—¡Se
me ha rotooooooooooo!¡Yo quiero otra yaaaaaaaaa... ! —sollozaba a
voz en cuello aquel niño con su mascarilla rota en las manos.
—Bueno,
tranquilo que en casa lo arreglaremos —intentaba calmarlo su madre.
—¡Que
me voy a poner malo! ¡Todo este rato estoy desprotegido!
Nuestro
protagonista observaba la escena y contenía la risa, al tiempo que
pensaba en cómo podían cambiar hasta los temores infantiles en una
pandemia. Hasta ahora todos los niños que había visto parecían
seguir con la vida normal de un infante en cualquier momento y jugar
despreocupados en la calle. Y había notado Fran que algunos se
divertían con nuevas normas como llevar mascarillas, que de hecho
habían empezado a fabricarse con dibujos o estampados que las
volvían más infantiles o agradables. Pero este pequeño estaba
llorando porque seguramente se veía ya en una UCI intubado. Se
sonreía todavía de aquello, cuando en un banco encontró a dos
hombres de mediana edad pasándose una cerveza litrona de la que
ambos bebían a morro. Y tenían una curiosa conversación:
—Si
todo esto es una tontá, hombre. Si todos los años mueren un montón
de víctimas de la Gripe común.
—Desde
luego que nos hayan tenido todo este tiempo encasa sin salir es para
protestar, yo que sé, ante Estrasburgo o La Haya.
—Alguien
ha querido hundir la economía, está claro.
Sorprendido,
pensaba nuestro protagonista que al menos el niño de la mascarilla
rota tenía el pase de su corta edad, pero los adultos estúpidos
eran realmente para asustarse de la propagación del virus. Recordó
aquella frase de Yoda en el episodio II de Star
Wars, El
ataque de los clones:
«Sin duda maravillosa la mente de un niño es». Desde luego, el
pequeño no entendía bien la transmisión del virus ni el
funcionamiento de las mascarillas, pero era más consciente del
peligro que aquellos dos mastuerzos. Y encima parecía según las
autoridades sanitarias, que los niños eran menos propensos a la
enfermedad.
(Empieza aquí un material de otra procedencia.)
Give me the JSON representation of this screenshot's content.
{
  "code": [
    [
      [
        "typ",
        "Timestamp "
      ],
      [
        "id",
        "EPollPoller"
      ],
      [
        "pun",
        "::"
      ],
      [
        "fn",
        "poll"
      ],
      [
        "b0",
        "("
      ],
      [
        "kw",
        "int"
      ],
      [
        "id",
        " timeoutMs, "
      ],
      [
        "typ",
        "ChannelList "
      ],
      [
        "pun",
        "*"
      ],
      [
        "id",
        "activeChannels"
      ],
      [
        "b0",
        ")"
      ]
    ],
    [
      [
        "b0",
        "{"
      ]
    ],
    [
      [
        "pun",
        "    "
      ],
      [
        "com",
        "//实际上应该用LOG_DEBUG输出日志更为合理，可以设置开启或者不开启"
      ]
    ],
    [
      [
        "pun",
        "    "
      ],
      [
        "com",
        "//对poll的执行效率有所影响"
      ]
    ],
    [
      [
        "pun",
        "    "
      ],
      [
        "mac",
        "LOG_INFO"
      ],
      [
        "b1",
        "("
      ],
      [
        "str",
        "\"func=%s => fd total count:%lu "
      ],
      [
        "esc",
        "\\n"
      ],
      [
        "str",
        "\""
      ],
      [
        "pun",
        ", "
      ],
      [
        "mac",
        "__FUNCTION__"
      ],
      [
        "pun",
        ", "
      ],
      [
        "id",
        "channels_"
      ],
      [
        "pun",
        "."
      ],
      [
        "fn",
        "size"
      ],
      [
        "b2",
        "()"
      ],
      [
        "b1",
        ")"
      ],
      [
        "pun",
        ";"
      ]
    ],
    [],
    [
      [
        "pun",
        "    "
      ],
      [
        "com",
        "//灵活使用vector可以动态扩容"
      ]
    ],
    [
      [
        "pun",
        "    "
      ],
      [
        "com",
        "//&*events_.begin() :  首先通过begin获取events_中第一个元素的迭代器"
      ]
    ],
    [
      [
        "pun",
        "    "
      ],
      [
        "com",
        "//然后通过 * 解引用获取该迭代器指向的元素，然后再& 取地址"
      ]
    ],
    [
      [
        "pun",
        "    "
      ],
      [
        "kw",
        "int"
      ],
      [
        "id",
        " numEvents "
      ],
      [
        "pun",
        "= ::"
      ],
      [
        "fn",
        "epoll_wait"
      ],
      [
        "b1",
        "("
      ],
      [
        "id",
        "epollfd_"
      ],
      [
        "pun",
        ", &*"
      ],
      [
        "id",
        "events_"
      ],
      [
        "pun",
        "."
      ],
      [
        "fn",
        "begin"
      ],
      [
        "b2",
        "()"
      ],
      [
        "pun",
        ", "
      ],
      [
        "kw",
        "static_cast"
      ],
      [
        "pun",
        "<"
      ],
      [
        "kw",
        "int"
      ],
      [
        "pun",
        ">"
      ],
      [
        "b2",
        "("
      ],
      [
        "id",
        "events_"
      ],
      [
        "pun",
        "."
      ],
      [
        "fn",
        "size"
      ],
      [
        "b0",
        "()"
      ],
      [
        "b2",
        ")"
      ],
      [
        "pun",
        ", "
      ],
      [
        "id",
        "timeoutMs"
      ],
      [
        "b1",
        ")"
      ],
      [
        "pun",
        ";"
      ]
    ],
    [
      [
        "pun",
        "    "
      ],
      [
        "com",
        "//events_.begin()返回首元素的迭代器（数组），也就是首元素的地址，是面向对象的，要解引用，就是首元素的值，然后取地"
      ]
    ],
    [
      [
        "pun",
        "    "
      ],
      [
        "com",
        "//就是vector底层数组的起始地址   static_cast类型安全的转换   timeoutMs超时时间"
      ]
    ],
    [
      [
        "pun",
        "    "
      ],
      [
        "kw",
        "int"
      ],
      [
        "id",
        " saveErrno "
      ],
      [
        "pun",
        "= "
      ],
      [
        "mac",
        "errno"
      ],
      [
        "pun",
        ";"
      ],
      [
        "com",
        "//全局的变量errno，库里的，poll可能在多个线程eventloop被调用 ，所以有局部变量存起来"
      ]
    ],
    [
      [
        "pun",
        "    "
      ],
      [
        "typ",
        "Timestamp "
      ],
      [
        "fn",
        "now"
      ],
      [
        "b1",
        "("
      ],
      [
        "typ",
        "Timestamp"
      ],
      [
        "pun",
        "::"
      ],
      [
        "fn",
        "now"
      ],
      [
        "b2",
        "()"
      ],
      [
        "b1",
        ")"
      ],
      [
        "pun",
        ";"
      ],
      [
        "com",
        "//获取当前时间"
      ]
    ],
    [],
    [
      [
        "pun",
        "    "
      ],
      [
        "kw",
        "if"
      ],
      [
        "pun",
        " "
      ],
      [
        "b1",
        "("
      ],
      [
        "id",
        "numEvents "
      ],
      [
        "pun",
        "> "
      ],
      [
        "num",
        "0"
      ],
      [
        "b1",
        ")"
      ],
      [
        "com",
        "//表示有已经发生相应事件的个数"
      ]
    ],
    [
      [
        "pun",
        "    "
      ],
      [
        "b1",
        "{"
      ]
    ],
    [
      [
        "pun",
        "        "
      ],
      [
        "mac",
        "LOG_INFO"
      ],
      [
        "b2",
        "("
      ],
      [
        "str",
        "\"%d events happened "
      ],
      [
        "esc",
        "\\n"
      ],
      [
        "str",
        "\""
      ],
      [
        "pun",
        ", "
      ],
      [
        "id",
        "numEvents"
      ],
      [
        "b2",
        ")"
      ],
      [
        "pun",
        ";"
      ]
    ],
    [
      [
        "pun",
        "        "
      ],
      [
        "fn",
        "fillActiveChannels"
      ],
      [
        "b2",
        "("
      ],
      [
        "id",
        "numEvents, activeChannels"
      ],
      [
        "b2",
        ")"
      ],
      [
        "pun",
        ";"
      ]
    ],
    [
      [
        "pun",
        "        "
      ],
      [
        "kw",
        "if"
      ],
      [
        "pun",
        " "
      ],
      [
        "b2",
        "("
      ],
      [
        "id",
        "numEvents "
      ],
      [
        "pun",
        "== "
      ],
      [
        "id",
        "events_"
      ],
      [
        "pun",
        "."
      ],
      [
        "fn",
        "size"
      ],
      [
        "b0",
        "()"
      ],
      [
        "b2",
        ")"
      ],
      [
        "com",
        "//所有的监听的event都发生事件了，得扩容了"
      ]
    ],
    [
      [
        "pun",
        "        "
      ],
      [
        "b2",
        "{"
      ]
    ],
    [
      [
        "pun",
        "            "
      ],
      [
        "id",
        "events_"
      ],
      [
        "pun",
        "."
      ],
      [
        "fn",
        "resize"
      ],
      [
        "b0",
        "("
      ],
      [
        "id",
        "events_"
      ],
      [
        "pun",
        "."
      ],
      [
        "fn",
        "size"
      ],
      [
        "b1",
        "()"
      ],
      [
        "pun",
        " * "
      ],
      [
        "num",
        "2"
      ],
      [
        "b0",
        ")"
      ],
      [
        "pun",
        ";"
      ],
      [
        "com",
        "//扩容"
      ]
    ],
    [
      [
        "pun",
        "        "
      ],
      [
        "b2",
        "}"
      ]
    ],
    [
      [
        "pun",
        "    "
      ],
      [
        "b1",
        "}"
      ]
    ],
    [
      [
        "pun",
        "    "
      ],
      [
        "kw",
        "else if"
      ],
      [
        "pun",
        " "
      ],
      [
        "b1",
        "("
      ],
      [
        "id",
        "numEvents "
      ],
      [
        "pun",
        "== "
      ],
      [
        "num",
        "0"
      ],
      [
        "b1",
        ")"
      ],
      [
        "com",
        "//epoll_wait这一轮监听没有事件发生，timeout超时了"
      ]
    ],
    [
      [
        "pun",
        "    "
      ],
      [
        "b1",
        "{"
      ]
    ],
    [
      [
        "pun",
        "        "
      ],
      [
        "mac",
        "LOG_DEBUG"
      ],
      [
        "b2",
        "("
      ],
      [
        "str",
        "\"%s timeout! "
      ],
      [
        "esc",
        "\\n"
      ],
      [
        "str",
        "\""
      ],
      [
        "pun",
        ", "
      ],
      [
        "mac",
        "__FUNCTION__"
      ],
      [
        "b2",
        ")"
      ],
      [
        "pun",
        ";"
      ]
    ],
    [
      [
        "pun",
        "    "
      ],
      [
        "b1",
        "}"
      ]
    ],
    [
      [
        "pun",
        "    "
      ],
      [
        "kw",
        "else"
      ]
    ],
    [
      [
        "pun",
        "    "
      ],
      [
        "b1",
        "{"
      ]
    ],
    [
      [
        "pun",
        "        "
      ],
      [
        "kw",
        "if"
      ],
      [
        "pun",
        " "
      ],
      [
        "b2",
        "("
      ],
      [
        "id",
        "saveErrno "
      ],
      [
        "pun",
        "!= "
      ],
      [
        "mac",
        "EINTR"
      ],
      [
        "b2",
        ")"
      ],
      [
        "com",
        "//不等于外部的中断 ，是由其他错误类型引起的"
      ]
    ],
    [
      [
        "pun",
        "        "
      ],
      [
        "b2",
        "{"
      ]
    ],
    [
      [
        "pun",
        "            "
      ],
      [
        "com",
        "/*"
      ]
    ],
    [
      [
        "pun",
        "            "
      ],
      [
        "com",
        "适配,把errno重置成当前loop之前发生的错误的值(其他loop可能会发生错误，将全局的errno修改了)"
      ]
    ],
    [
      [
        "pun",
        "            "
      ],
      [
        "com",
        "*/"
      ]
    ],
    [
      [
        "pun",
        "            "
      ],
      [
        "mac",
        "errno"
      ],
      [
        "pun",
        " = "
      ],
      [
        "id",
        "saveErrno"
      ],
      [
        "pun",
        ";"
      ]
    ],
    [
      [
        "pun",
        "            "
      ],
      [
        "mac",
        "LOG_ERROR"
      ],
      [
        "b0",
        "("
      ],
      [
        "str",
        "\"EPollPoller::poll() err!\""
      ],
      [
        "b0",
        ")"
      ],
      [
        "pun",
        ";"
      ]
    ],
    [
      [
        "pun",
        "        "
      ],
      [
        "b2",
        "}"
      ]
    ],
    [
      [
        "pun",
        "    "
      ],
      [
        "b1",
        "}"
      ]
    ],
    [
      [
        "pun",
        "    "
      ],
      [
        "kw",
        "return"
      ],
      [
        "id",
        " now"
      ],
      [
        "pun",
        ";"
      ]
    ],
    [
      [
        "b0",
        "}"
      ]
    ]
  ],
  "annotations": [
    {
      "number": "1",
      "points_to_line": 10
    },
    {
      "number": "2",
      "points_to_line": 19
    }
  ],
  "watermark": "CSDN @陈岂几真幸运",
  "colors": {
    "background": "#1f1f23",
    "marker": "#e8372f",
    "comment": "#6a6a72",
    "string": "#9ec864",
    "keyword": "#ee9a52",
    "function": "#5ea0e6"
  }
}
De modo que tenía más miedo a contagiarse quien menos
expuesto estaba. De pronto alzó la vista y observó una riada de
adultos de esos que llevan la mascarilla pero no se la ponen, o
llevaban la nariz por fuera, o se la colocaban mal... Bueno, pensó
nuestro protagonista. Los críos al menos saben que nos enfrentamos a
un problema grave. Quizá a las nuevas generaciones sea más fácil
explicarles cómo se usan los útiles sanitarios. Y los adultos
estúpidos caerán por las leyes de Darwin.